In a single-blind, randomized, cross-over study the authors evaluated the effects of a one-week treatment with nifedipine 20 mg bid, diltiazem 120 mg bid or placebo on cardiac and renal functions of six stable heart transplant recipients treated chronically with cyclosporine.
Both calcium antagonists lowered blood pressure compared with placebo, but only nifedipine increased cardiac output and, therefore, decreased total peripheral resistance significantly more than diltiazem. Nifedipine induced a significant increase in effective renal plasma flow and an insignificant increase in glomerular filtration rate, whereas diltiazem caused a reduction in these parameters. Cyclosporine pharmacokinetics were not affected by either calcium antagonist to a clinically significant extent.

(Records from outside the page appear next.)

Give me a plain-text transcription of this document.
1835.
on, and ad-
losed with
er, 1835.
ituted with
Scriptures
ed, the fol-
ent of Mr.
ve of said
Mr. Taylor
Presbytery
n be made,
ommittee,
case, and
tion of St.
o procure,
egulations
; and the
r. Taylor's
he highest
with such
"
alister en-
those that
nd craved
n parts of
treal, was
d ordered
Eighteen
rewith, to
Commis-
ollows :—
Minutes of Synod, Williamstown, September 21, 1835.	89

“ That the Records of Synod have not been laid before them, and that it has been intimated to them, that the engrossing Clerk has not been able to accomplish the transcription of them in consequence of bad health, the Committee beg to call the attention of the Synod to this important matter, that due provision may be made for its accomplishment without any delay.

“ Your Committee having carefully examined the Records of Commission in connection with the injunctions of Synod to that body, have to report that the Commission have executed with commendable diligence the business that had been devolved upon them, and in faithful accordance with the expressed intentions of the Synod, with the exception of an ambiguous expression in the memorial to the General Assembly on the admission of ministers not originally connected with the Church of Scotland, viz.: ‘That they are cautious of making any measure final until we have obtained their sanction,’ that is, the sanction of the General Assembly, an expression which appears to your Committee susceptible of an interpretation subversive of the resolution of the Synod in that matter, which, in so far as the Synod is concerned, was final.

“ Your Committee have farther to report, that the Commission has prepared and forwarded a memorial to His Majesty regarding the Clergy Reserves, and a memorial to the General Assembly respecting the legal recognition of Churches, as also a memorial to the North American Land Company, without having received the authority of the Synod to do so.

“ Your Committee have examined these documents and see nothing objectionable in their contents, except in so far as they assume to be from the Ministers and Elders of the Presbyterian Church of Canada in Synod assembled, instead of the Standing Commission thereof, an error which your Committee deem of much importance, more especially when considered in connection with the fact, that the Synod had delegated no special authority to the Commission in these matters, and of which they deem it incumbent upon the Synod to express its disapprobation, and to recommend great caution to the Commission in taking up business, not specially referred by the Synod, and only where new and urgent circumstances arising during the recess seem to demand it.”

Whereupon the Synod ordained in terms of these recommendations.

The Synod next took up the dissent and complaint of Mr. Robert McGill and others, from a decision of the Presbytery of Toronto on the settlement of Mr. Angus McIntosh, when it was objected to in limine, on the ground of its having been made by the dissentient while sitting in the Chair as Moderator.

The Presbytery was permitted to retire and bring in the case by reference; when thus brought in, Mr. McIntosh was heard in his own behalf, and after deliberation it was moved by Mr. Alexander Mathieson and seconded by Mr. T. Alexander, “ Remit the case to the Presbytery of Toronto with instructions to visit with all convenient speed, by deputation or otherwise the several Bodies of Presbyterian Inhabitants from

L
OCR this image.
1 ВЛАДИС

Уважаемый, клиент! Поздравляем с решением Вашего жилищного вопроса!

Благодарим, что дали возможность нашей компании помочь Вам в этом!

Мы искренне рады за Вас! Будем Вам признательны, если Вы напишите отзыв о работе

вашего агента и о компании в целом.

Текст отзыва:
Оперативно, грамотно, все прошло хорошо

Nifedipine and diltiazem exert distinctly different cardiac and renal hemodynamic effects in cardiac transplants, which may have clinical consequences.
环孢素可增加系膜细胞和血管平滑肌细胞的跨膜钙通量,这可能解释了环孢素所致肾血流量和肾小球滤过率降低的原因。因此,钙拮抗剂可能在预防/逆转环孢素肾毒性方面发挥作用。
在一项单盲、随机、交叉研究中,作者评估了硝苯地平20mg每日两次、地尔硫䓬120mg每日两次或安慰剂为期一周的治疗,对6例长期接受环孢素治疗的稳定心脏移植受者的心功能和肾功能的影响。
与安慰剂相比,两种钙拮抗剂均降低了血压,但只有硝苯地平增加了心输出量,因此,其降低总外周阻力的作用显著大于地尔硫䓬。硝苯地平使有效肾血浆流量显著增加,肾小球滤过率有不显著增加,而地尔硫䓬使这些参数降低。环孢素的药代动力学在临床上均未受到两种钙拮抗剂的显著影响。
硝苯地平和地尔硫䓬对心脏移植的心功能和肾血流动力学有明显不同的影响,这可能具有临床意义。